Effect of buffer layers on the photovoltaic performance of bifacial transparent perovskite solar cells under different albedo conditions

Abstract

Perovskite solar cells (PSCs) have made significant advancements, achieving a power conversion efficiency of up to 27%. PSCs are easy to manufacture and cost-effective, making them highly attractive for commercial applications. This study focuses on bifacial transparent PSCs, which utilize transparent electrodes instead of metal electrodes, allowing light absorption from both sides and thereby enhancing energy utilization efficiency. The introduction of buffer layers is aimed at protecting the perovskite absorption layer and organic transport layer from damage during the sputtering process of transparent conductive oxides (TCOs). This research evaluates the effectiveness of three buffer layer preparation methods, soft sputtering deposition, spin coating, and atomic layer deposition (ALD), for bifacial PSCs under various illumination conditions. The results indicated that the bifacial devices with ALD-prepared buffer layers exhibit the best performance under specific albedo conditions, with a front-side illuminated efficiency of 16.2% and a rear-side illuminated efficiency of 15.4% under AM 1.5 G illumination (1 sun), resulting in a bifacial factor of 0.95. A MA-free bifacial PSC with a p-i-n architecture of composition FA_0.78Cs_0.22Pb(I_0.85Br_0.15)₃ delivers a front-side (glass-side) illuminated efficiency of 19.7% and a rear-side (IZO-side) illuminated efficiency of 18.0% under AM 1.5 G illumination (1 sun).
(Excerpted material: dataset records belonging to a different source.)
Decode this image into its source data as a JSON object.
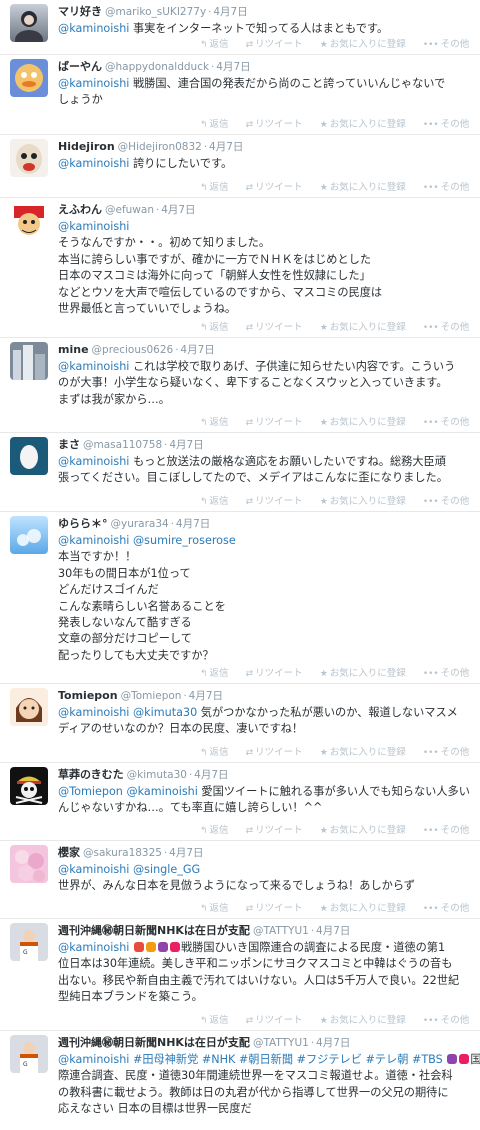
{
  "actions": {
    "reply": "返信",
    "retweet": "リツイート",
    "favorite": "お気に入りに登録",
    "more": "その他"
  },
  "tweets": [
    {
      "name": "マリ好き",
      "handle": "@mariko_sUKI277y",
      "time": "4月7日",
      "mentions": [
        "@kaminoishi"
      ],
      "lines": [
        "事実をインターネットで知ってる人はまともです。"
      ]
    },
    {
      "name": "ばーやん",
      "handle": "@happydonaldduck",
      "time": "4月7日",
      "mentions": [
        "@kaminoishi"
      ],
      "lines": [
        "戦勝国、連合国の発表だから尚のこと誇っていいんじゃないで",
        "しょうか"
      ]
    },
    {
      "name": "Hidejiron",
      "handle": "@Hidejiron0832",
      "time": "4月7日",
      "mentions": [
        "@kaminoishi"
      ],
      "lines": [
        "誇りにしたいです。"
      ]
    },
    {
      "name": "えふわん",
      "handle": "@efuwan",
      "time": "4月7日",
      "mentions": [
        "@kaminoishi"
      ],
      "lines": [
        "そうなんですか・・。初めて知りました。",
        "本当に誇らしい事ですが、確かに一方でＮＨＫをはじめとした",
        "日本のマスコミは海外に向って「朝鮮人女性を性奴隷にした」",
        "などとウソを大声で喧伝しているのですから、マスコミの民度は",
        "世界最低と言っていいでしょうね。"
      ]
    },
    {
      "name": "mine",
      "handle": "@precious0626",
      "time": "4月7日",
      "mentions": [
        "@kaminoishi"
      ],
      "lines": [
        "これは学校で取りあげ、子供達に知らせたい内容です。こういう",
        "のが大事！小学生なら疑いなく、卑下することなくスウッと入っていきます。",
        "まずは我が家から…。"
      ]
    },
    {
      "name": "まさ",
      "handle": "@masa110758",
      "time": "4月7日",
      "mentions": [
        "@kaminoishi"
      ],
      "lines": [
        "もっと放送法の厳格な適応をお願いしたいですね。総務大臣頑",
        "張ってください。目こぼししてたので、メデイアはこんなに歪になりました。"
      ]
    },
    {
      "name": "ゆらら＊°",
      "handle": "@yurara34",
      "time": "4月7日",
      "mentions": [
        "@kaminoishi",
        "@sumire_roserose"
      ],
      "lines": [
        "本当ですか！！",
        "30年もの間日本が1位って",
        "どんだけスゴイんだ",
        "こんな素晴らしい名誉あることを",
        "発表しないなんて酷すぎる",
        "文章の部分だけコピーして",
        "配ったりしても大丈夫ですか？"
      ]
    },
    {
      "name": "Tomiepon",
      "handle": "@Tomiepon",
      "time": "4月7日",
      "mentions": [
        "@kaminoishi",
        "@kimuta30"
      ],
      "lines": [
        "気がつかなかった私が悪いのか、報道しないマスメ",
        "ディアのせいなのか？日本の民度、凄いですね！"
      ]
    },
    {
      "name": "草莽のきむた",
      "handle": "@kimuta30",
      "time": "4月7日",
      "mentions": [
        "@Tomiepon",
        "@kaminoishi"
      ],
      "lines": [
        "愛国ツイートに触れる事が多い人でも知らない人多い",
        "んじゃないすかね…。ても率直に嬉し誇らしい！^^"
      ]
    },
    {
      "name": "櫻家",
      "handle": "@sakura18325",
      "time": "4月7日",
      "mentions": [
        "@kaminoishi",
        "@single_GG"
      ],
      "lines": [
        "世界が、みんな日本を見倣うようになって来るでしょうね！あしからず"
      ]
    },
    {
      "name": "週刊沖縄㊙朝日新聞NHKは在日が支配",
      "handle": "@TATTYU1",
      "time": "4月7日",
      "mentions": [
        "@kaminoishi"
      ],
      "lines": [
        "戦勝国ひいき国際連合の調査による民度・道徳の第1",
        "位日本は30年連続。美しき平和ニッポンにサヨクマスコミと中韓はぐうの音も",
        "出ない。移民や新自由主義で汚れてはいけない。人口は5千万人で良い。22世紀",
        "型純日本ブランドを築こう。"
      ]
    },
    {
      "name": "週刊沖縄㊙朝日新聞NHKは在日が支配",
      "handle": "@TATTYU1",
      "time": "4月7日",
      "mentions": [
        "@kaminoishi"
      ],
      "tags": [
        "#田母神新党",
        "#NHK",
        "#朝日新聞",
        "#フジテレビ",
        "#テレ朝",
        "#TBS"
      ],
      "lines": [
        "国",
        "際連合調査、民度・道徳30年間連続世界一をマスコミ報道せよ。道徳・社会科",
        "の教科書に載せよう。教師は日の丸君が代から指導して世界一の父兄の期待に",
        "応えなさい 日本の目標は世界一民度だ"
      ]
    }
  ]
}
The device exhibited excellent bifacial characteristics, achieving a bifacial factor of 0.91, with a frontside short-circuit current density (J_sc) of 22.8 mA cm⁻² and a rear-side J_sc of 20.8 mA cm⁻². As the albedo light intensity increases, the bifacial device achieves a significant gain in output power, highlighting the potential of bifacial transparent PSCs in environmental light harvesting scenarios. These results highlight the potential of MA-free perovskite bifacial solar cells as high-efficiency and stable energy conversion candidates, paving the way for further optimization in tandem and large-area photovoltaic applications.